Learning from mistakes
Shane isn’t shy about acknowledging his past missteps. He admits that like most Australians, he’d been too focused on shorter term performance. “Before I was managing it myself and I would watch the superannuation, when I saw the markets going down, I thought whoever was managing my super were morons”, he confesses.
He also regrets his initial approach of buying and selling individual stocks, which he now views as more akin to ‘gambling’ than investing.
Advice for new investors
Shane’s key advice to new investors is to prioritise self-education. “There’s no silver bullet. You have to educate yourself. And even if you go and engage with a professional, you still need to be self-educated so that you can spot what’s going on”, he advises.
Resources such as the product issuer’s website and government sites like moneysmart.gov.au are useful starting points.
He also cautions against intergenerational misinformation, urging new investors to read widely and understand different investing theses. He recalls being told by his grandfather that he needed to get to know the bank manager and bank with them for 15 years before getting a loan – such advice may have been useful decades beforehand, but this is no longer the case.
Shane warns against ‘confirmation bias’, where investors only read and retain information that confirms their existing beliefs.
“Confirmation bias is more evident today than in old media. If we think that market timing is the bee’s knees, then we’re just going to read everything on market timing.

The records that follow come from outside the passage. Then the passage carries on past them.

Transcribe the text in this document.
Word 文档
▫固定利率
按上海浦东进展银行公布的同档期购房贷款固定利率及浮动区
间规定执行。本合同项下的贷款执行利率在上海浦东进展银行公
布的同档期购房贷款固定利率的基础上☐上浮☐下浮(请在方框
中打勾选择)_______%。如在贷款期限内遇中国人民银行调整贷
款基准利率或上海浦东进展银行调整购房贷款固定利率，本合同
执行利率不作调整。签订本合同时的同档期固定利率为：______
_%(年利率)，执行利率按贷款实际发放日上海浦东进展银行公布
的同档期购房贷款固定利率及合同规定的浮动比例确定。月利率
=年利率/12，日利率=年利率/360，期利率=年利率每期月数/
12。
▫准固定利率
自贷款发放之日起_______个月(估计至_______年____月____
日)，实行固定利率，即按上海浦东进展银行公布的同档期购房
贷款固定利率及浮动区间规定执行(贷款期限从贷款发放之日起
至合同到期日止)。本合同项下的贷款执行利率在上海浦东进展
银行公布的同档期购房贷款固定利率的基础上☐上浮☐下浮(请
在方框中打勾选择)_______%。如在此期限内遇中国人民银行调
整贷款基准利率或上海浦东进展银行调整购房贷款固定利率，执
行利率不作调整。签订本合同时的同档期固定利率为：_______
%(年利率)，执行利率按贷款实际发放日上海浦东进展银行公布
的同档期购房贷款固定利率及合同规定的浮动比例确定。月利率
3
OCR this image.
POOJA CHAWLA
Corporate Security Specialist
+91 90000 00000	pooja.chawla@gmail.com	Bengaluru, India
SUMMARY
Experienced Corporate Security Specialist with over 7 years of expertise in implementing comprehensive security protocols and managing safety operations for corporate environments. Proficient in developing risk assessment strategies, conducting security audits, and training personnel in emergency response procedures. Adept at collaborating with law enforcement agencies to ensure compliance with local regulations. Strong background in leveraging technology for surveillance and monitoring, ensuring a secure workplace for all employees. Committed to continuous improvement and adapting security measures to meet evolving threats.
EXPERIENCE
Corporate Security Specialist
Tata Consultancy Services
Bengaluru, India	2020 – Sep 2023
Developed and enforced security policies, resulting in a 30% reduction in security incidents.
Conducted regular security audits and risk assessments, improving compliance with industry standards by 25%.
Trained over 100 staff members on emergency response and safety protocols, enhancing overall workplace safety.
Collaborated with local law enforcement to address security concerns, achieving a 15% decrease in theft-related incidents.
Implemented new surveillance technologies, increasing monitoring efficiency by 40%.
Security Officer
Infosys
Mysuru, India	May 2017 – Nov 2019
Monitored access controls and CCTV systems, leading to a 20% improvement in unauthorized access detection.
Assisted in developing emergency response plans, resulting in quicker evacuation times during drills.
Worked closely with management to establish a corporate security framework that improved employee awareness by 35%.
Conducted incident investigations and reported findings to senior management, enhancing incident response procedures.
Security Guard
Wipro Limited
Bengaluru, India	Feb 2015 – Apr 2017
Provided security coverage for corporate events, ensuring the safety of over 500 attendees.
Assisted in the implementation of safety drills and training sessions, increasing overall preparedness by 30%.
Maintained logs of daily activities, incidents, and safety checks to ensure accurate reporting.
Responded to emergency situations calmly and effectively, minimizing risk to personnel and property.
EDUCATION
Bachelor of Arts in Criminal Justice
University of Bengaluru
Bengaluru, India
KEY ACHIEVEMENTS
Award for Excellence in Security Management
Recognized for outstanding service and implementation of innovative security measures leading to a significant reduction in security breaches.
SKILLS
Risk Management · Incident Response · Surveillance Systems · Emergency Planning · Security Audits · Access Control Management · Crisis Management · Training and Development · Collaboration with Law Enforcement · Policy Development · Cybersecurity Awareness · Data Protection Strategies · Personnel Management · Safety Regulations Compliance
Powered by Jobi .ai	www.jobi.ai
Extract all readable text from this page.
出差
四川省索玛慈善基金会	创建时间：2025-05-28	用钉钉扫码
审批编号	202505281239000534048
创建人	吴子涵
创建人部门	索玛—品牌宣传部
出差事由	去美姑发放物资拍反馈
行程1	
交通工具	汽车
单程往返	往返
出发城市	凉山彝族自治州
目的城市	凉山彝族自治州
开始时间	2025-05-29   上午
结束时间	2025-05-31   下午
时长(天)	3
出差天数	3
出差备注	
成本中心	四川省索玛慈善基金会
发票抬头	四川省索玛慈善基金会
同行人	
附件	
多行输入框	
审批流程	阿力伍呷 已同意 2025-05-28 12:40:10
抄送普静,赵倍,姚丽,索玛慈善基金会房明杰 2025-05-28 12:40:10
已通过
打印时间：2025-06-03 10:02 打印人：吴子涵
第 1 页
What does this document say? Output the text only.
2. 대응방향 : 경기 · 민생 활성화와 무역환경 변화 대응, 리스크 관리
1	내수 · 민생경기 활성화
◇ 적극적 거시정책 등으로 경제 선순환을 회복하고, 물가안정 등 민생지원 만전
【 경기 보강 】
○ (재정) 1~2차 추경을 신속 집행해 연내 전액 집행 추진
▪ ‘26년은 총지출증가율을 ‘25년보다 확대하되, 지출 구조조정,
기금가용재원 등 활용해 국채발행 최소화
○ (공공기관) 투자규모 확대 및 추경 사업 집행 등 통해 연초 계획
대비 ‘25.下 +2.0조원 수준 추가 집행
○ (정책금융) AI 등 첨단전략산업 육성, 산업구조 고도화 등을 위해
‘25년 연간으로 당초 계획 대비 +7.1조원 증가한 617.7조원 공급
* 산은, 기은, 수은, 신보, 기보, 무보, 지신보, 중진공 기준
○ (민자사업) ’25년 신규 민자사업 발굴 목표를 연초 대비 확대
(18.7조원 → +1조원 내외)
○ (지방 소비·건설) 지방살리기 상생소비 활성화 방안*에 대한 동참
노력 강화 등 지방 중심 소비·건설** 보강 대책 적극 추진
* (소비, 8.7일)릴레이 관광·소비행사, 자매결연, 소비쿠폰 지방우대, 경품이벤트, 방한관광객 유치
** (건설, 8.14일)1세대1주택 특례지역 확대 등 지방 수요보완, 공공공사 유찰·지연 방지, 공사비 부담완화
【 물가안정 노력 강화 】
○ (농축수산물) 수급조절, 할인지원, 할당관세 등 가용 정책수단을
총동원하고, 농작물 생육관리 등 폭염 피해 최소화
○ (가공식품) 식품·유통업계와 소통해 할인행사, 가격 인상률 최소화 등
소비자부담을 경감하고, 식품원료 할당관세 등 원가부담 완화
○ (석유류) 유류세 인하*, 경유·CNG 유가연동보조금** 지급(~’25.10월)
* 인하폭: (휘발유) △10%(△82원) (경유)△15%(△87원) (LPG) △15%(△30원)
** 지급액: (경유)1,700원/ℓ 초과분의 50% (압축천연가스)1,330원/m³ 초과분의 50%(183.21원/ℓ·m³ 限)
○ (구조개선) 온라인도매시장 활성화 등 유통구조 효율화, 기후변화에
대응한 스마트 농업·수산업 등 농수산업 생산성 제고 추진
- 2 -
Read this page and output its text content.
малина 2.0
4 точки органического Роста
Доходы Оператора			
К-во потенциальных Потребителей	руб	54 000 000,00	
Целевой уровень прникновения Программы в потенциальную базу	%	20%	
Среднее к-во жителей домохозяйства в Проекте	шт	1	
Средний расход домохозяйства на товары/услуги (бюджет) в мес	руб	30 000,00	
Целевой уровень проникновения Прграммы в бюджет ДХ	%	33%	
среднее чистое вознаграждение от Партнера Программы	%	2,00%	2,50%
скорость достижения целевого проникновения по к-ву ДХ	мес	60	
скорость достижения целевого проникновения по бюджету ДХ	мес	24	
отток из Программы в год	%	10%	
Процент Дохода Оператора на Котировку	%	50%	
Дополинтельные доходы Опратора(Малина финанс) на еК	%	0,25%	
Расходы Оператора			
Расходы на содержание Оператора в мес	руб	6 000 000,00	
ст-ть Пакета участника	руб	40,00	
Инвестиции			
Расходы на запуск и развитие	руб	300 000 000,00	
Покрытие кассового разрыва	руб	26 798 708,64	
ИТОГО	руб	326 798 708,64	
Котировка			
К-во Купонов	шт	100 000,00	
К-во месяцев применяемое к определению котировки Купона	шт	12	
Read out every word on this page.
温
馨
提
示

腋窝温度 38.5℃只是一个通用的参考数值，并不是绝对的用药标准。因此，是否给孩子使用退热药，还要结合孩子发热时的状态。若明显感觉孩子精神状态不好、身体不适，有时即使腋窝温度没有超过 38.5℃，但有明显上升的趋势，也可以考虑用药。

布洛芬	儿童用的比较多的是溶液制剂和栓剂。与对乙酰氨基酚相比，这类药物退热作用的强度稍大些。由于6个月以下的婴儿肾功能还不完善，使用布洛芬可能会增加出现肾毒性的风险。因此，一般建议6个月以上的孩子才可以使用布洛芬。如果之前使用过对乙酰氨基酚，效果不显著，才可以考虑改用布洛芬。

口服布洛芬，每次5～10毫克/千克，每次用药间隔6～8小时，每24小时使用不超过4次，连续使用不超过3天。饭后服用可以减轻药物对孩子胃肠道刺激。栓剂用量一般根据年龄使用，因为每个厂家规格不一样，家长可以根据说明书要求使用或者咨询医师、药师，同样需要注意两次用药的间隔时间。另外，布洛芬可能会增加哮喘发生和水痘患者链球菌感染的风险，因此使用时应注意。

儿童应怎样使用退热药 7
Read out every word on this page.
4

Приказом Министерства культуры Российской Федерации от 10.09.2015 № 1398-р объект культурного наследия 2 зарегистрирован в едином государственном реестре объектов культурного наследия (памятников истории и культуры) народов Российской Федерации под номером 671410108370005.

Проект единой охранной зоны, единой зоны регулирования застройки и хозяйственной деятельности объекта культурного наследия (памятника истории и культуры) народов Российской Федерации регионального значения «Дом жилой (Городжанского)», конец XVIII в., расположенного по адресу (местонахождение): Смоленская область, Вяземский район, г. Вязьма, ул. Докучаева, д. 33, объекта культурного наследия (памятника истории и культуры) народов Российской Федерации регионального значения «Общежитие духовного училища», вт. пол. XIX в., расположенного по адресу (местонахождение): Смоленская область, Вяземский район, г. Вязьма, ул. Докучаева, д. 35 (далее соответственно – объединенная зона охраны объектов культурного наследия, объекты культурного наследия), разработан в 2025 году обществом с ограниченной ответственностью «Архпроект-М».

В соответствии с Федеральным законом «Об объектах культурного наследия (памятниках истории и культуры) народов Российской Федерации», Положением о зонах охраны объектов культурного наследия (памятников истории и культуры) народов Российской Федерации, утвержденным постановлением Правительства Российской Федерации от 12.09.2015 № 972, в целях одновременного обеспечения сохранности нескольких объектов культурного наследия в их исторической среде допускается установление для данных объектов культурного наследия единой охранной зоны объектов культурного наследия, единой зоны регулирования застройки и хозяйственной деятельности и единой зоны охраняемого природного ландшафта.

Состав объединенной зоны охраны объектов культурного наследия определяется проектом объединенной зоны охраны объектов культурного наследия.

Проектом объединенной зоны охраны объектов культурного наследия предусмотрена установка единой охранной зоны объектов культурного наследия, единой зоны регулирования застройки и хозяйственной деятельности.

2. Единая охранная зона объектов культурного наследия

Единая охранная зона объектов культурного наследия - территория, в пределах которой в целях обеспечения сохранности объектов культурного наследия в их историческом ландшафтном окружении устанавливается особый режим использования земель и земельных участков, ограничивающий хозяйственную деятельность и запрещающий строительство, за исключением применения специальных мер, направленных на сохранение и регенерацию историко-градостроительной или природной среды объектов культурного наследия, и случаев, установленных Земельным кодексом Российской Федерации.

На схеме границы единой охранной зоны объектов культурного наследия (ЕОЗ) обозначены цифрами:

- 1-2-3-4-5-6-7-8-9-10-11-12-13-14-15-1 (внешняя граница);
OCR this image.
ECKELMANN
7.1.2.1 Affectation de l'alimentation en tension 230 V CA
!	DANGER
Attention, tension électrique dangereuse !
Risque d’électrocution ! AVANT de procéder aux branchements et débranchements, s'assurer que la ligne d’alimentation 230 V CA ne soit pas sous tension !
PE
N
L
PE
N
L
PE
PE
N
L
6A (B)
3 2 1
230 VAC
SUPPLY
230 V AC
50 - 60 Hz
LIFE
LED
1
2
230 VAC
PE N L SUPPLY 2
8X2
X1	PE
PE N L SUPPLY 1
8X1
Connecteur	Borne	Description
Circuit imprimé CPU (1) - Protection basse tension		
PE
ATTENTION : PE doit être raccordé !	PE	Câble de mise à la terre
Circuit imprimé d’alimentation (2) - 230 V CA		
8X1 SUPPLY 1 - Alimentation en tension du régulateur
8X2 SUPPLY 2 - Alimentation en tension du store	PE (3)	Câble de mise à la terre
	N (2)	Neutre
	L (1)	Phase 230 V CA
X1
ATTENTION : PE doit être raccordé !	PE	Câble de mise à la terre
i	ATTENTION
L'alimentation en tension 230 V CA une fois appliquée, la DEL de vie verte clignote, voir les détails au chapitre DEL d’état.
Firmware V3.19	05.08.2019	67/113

If that’s you, go and read the arguments for dollar cost averaging instead. Read the counter to your views.”
While Shane sees his students eager for a quick fix or the ‘best ETF to buy’, he emphasises that there’s no one-size-fits-all strategy. The goal, he says, is not to replicate someone else’s strategy, but to find your own investing mojo.
Shane’s journey in investing exemplifies the benefits of lifelong learning, diversification, and aligning investments with personal values. It serves as a reminder that in the world of investing, sometimes the teacher is also the student.
NOTE: This case study is provided for illustrative purposes only. It is not a recommendation to invest or adopt any investment strategy. This information is general in nature and doesn’t take into account any person’s financial objectives, situation or needs. You should consider its appropriateness taking into account such factors and seek professional financial advice.